Scientists Claim They’ll Create Matter From Light Within A Year

By Brent McKnight | Published

This article is more than 2 years old

LaserIt’s theoretically possible to make solid matter out of pure light. I say theoretical because, though the idea was first posited more than 80 years ago, the feat has never actually been performed in a laboratory setting. That may change soon, however, as researchers now say that they plan to demonstrate a practical application of this theory within a year. Yes, that means that means exactly what you think it means.

Though the theory is sound, scientists have, up to now, been unable to produce viable results in a controlled environment. Physicists at London’s Imperial College recently published a paper making the claim that they have figured out how to make matter out of seemingly nothing, and it involves lasers, which makes it that much more futuristic and science fiction sounding.

Steven Rose, a member of the Imperial team, says, “We have shown in principle how you can make matter from light…If you do this experiment, you will be taking light and turning it into matter.”

Sci-fi fans shouldn’t get too excited yet, we’re not talking about the ability to blast some laser beams and create random objects like something out of Star Trek, yet.

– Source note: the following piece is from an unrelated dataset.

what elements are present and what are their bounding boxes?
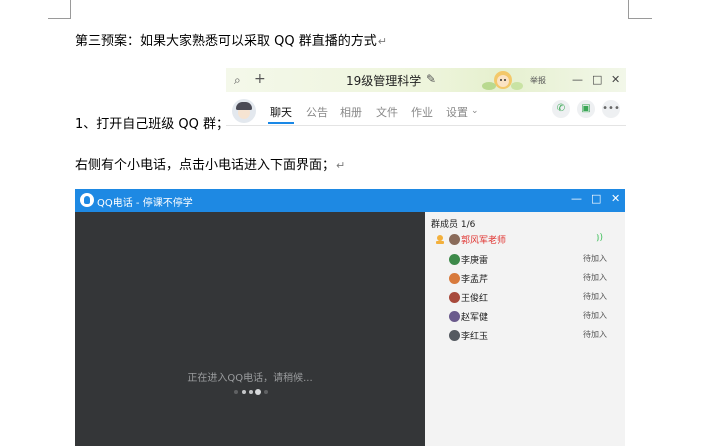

The matter we’re talking about is of the subatomic variety, and though it will be there, it will be invisible to the human eye without some sort of aid. But every piece of revolutionary technology has to start somewhere, right?

The theory goes like this: in rare occasions, like legitimate bigfoot sighting rare, two photons, particles of light, can combine and produce an electron and positron. “Electrons are particles of matter that form the outer shells of atoms in the everyday objects around us.” Gregory Breit and John Wheeler, two scientists who would later work on developing the atomic bomb, first posited this in 1934. The duo didn’t have high hopes that their premise would ever come to fruition. Their original study states that it is “hopeless to try to observe the pair formation in laboratory experiments.” But given today’s technological advancements, this goal is finally within reach.

According to Oliver Pike, the lead on the Imperial study, “The Breit-Wheeler process is the simplest way matter can be made from light and one of the purest demonstrations of E=mc2.”

The process the team has developed starts off by firing electrons at gold in order to make a beam of “high-energy photons.” Then they fire a laser into a gold capsule called a hohlraum, which will result in light as bright as that of a star. Finally, the scientists will shoot the photons into the hohlraum, and when the two streams crash into one another, matter. So the theory goes. If they’re successful, “The scientists’ calculations show that the setup squeezes enough particles of light with high enough energies into a small enough volume to create around 100,000 electron-positron pairs.”

Andrei Seryi, the director of the John Adams Institute at Oxford, says, “It’s breathtaking to think that things we thought are not connected, can in fact be converted to each other: matter and energy, particles and light. Would we be able in the future to convert energy into time and vice versa?”

The team hopes to put their process to the test within the next 12 months. If they pull it off, this could be a new way to study the ways that subatomic particles behave.